西甲说:“我有办法让他们停下来。停下来干什么?听我说,我们的人太少了。最让洋魔害怕的陀陀喇嘛全部死尽,就剩下了我一个。最早投入战斗的森巴军和朗瑟代本团都只有三分之一的人了。僧兵两个代本团也已经残缺不全。新来的两个民兵代本团只打了一仗,就损失了一大半。洋魔枪好,出子弹快,一个人顶我们十个人。

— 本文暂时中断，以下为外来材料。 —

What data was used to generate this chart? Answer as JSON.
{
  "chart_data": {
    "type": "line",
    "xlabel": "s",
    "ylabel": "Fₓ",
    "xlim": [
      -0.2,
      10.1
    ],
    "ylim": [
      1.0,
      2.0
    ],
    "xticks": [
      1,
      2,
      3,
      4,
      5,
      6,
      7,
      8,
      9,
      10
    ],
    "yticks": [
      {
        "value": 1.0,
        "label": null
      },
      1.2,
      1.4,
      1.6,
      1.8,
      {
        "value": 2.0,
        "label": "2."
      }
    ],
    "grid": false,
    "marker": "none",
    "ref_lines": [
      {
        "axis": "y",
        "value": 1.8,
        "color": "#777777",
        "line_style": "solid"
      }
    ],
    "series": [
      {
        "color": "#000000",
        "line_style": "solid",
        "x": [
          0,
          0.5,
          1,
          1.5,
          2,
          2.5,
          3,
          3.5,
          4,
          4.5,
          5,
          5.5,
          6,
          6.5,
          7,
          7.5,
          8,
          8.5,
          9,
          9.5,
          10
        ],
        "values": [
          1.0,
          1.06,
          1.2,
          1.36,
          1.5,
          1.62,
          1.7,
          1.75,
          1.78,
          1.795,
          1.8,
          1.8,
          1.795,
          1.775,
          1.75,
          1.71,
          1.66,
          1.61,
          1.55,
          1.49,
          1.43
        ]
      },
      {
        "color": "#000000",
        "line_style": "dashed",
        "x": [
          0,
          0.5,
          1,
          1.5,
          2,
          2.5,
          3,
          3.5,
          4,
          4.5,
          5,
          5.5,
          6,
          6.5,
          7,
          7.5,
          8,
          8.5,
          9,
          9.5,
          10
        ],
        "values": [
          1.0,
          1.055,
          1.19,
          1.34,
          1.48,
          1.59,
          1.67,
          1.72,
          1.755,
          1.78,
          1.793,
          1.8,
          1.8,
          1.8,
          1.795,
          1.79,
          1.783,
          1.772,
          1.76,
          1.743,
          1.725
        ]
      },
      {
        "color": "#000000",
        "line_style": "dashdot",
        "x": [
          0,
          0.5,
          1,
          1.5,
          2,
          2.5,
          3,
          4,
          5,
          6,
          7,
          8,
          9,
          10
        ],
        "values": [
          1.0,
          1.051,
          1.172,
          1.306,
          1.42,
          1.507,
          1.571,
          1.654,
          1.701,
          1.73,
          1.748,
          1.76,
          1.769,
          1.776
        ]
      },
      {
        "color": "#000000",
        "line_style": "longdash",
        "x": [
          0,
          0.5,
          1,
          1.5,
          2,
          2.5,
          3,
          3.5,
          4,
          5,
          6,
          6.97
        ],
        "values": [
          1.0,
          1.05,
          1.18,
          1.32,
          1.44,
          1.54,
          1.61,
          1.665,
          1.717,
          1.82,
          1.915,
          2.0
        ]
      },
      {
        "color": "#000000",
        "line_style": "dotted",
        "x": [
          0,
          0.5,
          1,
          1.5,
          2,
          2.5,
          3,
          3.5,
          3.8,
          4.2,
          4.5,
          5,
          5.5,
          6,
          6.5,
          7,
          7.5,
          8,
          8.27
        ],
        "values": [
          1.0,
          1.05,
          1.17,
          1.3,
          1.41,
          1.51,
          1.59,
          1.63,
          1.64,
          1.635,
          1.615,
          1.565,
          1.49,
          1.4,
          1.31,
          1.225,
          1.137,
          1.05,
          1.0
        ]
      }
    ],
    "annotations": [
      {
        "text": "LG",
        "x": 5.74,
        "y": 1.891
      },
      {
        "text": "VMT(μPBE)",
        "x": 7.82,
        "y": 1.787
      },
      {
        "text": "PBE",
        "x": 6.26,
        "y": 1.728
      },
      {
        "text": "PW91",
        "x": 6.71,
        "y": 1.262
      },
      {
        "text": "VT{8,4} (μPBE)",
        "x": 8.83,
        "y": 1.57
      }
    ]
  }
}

我们要是人多,十个人对一个,轮换着放枪,才能超过洋魔。但是开战以来,我们的人一直比洋魔少,现在更少了。天上云多才能下雨,河里水多才能流淌。释迦牟尼定下的规矩是:人少好吃饭,人多好打仗。”他面向罗布次仁,“大人,我们都要找人去。”又面向沱美活佛,“尊师啊,我们应该找人去。”最后面向俄尔总管,“我只有指挥打仗的本事,没有调动兵力的资格。大人,我们要找人去。等找来了兵力,我就有战略战术了,指头捣不上的蚊子,巴掌就能扇死。你没看见这里的地形吗?这里是曲眉仙郭的死亡之坑,不是洋魔死,就是我们死。我的战略战术就是我们不死,让洋魔全死。”
俄尔总管疑虑重重地说:“都去找人,这里怎么办?”
西甲说:“把剩下的人马留给我,半月之内,我保证洋魔过不了这道石墙。半月之后,我们的兵力要是还得不到补充,就很难说了。”
大家不说话,都想着。突然俄尔总管说:“好吧,找人去。”罗布次仁也立刻点点头:“对,找人去,民兵总管是顿珠噶伦,他应该到前线来。”他们两个都觉得这个时候离开战场是有必要的,除了搬兵,各自还想着自己的事情。
沱美活佛没说话。他知道西甲喇嘛是对的,担心这半月仅靠这些兵力西甲根本守不住。
西甲知道沱美活佛想什么,说:“放心去吧,尊师,我已经想好对付洋魔的办法了。”
沱美活佛信任地摸摸他的肩膀,把自己手下的楚臣代本和江村代本叫到跟前,嘱咐道:“你们两个记住了,听从西甲喇嘛的指挥就是听从我的指挥。我去拉萨,再招两个僧兵代本团,很快就回来。”说罢,也没有带吃的、拿行李,挑了一匹好马,骑上就走。他和西甲喇嘛一样,也不怕天黑路过旦巴泽林夜哭泉。
天刚一亮,罗布次仁也走了。走出去不远,堪穹代本就带着几个人追上了他。堪穹说:“大人,让我们去给顿珠噶伦说,洋魔有多厉害,不然他怎么相信你呢?”罗布次仁想想也对,招招手:“走吧。”
俄尔总管和他的卫队走得晚些,因为人多行李重,光收拾就得半天。还因为绛巨噶伦来了,带着民夫,送来了食物、草料、帐篷和一些枪支弹药。
俄尔总管说:“你怎么才来?”
绛巨噶伦说:“不是我来得慢,是你们退得太快了。”看他要走,吃惊地问,“你前线总管怎么能离开前线?光留下西甲喇嘛怎么成?他既不能代表噶厦,也不能代表丹吉林和摄政王。你不能走。”看对方不听劝,又说,“那只好我留下了,我好歹是个噶伦,让前线的人看了放心:嗨,噶厦和我们在一起。”
俄尔总管说:“你要是愿意留下就太好了。我已经派人向摄政大人请求多多增兵,可到现在一个兵也没来,我得去亲自看看。至少我应该回到江孜,看看能不能把夏琼娃代本团带来。”连他自己也觉得是在刻意寻找借口,但有借口和没借口总是不一样的。